Dr. Jauhar has appeared frequently on National Public Radio, CNN, and MSNBC to discuss issues related to medicine. His essays have also been published in The Wall Street Journal, Time, and Slate. His TED Talk on the emotional heart was one of the ten most-watched TED Talks of 2019. To learn more about him and his work, visit his website at www.sandeepjauhar.com or follow him on Twitter: @sjauhar.

Speech topics

My Father's Brain

Sandeep takes audiences on a revelatory inquiry into why the human brain degenerates with age and what we can do about it. About one in every ten Americans over the age of sixty-five--have Alzheimer's disease or related dementias, and this number is projected to more than double by 2050.

What is it like to live with and amid this increasingly prevalent condition--an affliction that some fear more than death?

Sandeep sets his father's descent into Alzheimer's alongside his own journey toward understanding this disease and how it might best be coped with, if not cured.

In an intimate talk rich with humor and heartbreak, he relates how his father and extended family felt, quarreled, and found their way through the dissolution of a cherished life. Along the way, he lucidly exposes what happens in the brain as we age and our memory falters. The result is a work of essential insight into dementia, and into how scientists, caregivers, and all of us in an aging society are reckoning with the fallout.

The Emotional Heart

For many years and across many cultures, the heart was thought to be where our emotions resided. Today we know that the heart is not the source of our emotions. And yet more and more, the field of medicine is coming to understand that the connection between the heart and the emotions is an intimate one. In other words, it is increasingly clear that our hearts are sensitive to our emotional system — to the metaphorical heart, if you will. Sandeep Jauhar will speak about the many ways in which the emotional heart and the biological heart intersect, such as broken-heart syndrome, emotional arrhythmias, and sudden death. He will show that treating our hearts optimally requires treating our minds, too.

Patient and Physician Burnout: Fixing America’s Healthcare System

Sandeep presents a fascinating look at what really goes on in both hospitals and the minds of our doctors as part of his deeply personal mission to return meaning and moral grounding to a noble profession.

Doctors feel forced to prescribe unnecessary tests and participate in an elaborate system of patient referrals just to cover costs, boost revenue, and protect themselves from malpractice suits. Sandeep shares stories where a single patient might see fifteen specialists in one hospital stay, none of which can maintain a full picture of his actual condition, and leave with a bill for hundreds of thousands of dollars.
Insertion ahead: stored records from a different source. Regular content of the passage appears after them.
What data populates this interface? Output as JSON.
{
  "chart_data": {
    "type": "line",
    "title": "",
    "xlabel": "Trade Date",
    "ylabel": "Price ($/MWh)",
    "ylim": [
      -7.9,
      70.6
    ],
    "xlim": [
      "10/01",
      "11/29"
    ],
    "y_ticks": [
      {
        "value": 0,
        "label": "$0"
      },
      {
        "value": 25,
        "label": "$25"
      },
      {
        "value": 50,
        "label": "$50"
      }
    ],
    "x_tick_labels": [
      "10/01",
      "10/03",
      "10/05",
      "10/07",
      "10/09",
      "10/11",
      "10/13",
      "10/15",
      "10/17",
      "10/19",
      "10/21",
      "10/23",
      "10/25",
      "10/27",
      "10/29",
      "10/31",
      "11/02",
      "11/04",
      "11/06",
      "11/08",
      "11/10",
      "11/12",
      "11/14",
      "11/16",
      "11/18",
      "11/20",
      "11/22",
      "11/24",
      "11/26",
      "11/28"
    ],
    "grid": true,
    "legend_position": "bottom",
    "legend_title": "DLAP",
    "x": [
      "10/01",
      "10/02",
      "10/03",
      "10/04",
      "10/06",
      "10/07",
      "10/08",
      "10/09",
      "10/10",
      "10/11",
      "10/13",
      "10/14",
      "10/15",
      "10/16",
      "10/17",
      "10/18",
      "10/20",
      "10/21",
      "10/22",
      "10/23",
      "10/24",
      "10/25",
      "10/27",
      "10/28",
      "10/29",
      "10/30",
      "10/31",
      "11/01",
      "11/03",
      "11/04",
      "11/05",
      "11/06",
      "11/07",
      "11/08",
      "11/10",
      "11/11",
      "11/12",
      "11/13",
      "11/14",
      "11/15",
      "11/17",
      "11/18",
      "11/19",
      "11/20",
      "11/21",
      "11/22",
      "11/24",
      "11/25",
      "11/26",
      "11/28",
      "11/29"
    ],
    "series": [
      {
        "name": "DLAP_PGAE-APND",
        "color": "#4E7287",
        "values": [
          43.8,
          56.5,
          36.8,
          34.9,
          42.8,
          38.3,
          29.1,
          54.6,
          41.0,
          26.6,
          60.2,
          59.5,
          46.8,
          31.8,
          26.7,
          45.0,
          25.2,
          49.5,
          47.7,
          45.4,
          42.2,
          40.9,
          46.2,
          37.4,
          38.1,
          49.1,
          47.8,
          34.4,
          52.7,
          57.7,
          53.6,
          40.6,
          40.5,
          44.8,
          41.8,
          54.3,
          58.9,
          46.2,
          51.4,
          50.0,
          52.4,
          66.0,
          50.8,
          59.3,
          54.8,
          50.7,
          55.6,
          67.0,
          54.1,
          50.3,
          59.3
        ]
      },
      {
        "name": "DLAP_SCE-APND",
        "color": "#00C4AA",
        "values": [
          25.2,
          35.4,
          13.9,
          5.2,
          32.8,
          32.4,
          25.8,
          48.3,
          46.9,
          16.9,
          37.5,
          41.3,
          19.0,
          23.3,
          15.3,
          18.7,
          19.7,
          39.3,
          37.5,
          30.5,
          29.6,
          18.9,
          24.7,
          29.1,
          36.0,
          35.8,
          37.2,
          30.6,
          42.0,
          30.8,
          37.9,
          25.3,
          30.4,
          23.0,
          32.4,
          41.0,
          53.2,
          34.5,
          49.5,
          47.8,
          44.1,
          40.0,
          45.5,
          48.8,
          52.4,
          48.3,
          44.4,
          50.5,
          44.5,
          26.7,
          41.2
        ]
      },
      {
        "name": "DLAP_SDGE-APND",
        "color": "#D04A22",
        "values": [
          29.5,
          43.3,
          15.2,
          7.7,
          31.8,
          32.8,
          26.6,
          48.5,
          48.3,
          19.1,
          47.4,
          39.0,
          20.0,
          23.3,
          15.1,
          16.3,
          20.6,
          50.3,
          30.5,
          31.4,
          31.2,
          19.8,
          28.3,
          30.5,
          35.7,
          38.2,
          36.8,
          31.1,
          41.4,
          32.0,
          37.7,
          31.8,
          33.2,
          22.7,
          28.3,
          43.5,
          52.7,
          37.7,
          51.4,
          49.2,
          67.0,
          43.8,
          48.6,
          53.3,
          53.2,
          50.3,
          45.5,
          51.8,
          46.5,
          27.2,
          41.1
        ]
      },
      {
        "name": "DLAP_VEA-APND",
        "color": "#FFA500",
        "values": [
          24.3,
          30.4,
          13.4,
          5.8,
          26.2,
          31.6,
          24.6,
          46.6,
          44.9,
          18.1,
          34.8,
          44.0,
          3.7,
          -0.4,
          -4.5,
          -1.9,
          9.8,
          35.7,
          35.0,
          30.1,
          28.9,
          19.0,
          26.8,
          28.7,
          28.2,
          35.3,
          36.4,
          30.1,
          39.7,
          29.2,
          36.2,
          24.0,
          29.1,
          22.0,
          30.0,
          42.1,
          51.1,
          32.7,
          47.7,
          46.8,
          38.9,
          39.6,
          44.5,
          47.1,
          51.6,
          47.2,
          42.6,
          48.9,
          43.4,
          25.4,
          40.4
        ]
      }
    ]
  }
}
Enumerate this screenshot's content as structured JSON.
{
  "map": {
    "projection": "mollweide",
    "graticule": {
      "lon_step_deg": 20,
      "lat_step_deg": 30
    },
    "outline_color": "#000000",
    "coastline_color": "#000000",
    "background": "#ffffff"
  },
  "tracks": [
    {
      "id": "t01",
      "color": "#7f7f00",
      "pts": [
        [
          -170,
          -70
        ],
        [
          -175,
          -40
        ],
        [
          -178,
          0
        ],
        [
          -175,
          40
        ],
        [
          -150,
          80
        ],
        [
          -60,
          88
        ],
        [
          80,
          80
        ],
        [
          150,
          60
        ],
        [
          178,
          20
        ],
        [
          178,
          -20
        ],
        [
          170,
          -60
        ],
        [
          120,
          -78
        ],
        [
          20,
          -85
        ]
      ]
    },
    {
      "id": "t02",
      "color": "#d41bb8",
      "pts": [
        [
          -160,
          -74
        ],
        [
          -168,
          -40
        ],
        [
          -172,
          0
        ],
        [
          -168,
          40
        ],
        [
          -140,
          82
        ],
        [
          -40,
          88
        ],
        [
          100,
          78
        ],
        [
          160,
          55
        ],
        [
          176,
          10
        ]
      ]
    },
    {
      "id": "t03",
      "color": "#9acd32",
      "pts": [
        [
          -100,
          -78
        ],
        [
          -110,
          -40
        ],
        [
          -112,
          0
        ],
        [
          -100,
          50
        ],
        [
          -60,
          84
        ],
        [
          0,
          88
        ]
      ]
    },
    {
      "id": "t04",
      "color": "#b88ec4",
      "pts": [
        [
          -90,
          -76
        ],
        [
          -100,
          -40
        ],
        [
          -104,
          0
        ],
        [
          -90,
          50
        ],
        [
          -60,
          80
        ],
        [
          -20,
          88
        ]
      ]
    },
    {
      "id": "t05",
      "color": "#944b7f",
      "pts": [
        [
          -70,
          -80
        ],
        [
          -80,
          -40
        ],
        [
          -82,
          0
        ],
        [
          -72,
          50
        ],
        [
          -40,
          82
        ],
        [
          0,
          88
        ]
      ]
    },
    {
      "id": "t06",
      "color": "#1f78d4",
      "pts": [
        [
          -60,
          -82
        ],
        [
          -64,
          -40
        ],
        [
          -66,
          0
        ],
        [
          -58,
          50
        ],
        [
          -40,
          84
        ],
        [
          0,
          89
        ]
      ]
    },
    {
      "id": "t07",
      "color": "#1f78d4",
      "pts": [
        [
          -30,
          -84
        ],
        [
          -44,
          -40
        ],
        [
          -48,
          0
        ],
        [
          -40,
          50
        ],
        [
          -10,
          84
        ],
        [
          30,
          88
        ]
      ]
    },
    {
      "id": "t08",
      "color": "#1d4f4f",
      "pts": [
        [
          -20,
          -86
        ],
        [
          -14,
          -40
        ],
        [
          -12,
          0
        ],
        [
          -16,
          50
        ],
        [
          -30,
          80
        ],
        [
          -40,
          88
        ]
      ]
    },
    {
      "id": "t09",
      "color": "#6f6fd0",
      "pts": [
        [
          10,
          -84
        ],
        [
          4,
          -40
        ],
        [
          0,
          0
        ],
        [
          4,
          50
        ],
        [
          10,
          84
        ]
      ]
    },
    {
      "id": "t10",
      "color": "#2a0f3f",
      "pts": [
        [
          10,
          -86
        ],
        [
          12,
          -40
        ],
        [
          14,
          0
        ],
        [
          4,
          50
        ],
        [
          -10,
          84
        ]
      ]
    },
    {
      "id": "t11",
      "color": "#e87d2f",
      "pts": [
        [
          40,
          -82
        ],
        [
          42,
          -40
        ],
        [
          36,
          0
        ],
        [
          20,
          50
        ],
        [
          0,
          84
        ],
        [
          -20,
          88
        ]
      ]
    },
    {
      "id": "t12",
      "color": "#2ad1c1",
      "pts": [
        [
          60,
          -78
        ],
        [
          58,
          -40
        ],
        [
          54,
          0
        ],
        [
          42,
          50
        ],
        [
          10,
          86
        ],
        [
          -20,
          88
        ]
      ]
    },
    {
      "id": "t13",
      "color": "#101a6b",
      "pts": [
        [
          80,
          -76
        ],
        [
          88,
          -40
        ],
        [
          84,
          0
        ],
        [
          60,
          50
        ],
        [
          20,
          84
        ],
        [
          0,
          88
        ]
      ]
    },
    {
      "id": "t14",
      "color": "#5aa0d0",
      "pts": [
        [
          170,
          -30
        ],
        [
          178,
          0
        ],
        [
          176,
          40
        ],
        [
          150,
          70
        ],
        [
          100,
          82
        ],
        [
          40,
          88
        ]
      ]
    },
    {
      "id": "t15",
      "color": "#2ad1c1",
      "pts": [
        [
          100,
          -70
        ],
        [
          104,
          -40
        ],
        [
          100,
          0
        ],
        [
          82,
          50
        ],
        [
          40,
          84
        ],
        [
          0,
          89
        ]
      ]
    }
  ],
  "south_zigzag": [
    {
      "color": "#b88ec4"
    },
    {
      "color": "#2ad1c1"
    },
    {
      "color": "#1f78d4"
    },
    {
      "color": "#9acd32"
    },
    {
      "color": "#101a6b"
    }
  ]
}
Sandeep’s mission is to bring the patient’s best interests back to the center of the conversation.

Books

My Father's Brain: Life in the Shadow of Alzheimer's

A deeply affecting memoir of a father's descent into dementia, and a revelatory inquiry into why the human brain degenerates with age and what we can do about it.

Heart: A History

Deftly alternating between key historical episodes and his own work, Jauhar tells the colorful and little-known story of the doctors who risked their careers and the patients who risked their lives to know and heal our most vital organ.

Intern: A Doctor's Initiation

Intern is Dr. Sandeep Jauhar's story of his days and nights in residency at a busy hospital in New York City, a trial that led him to question his every assumption about medical care today.

Doctored: The Disillusionment of an American Physician

In his acclaimed memoir Intern, Sandeep Jauhar chronicled the formative years of his residency at a prestigious New York City hospital.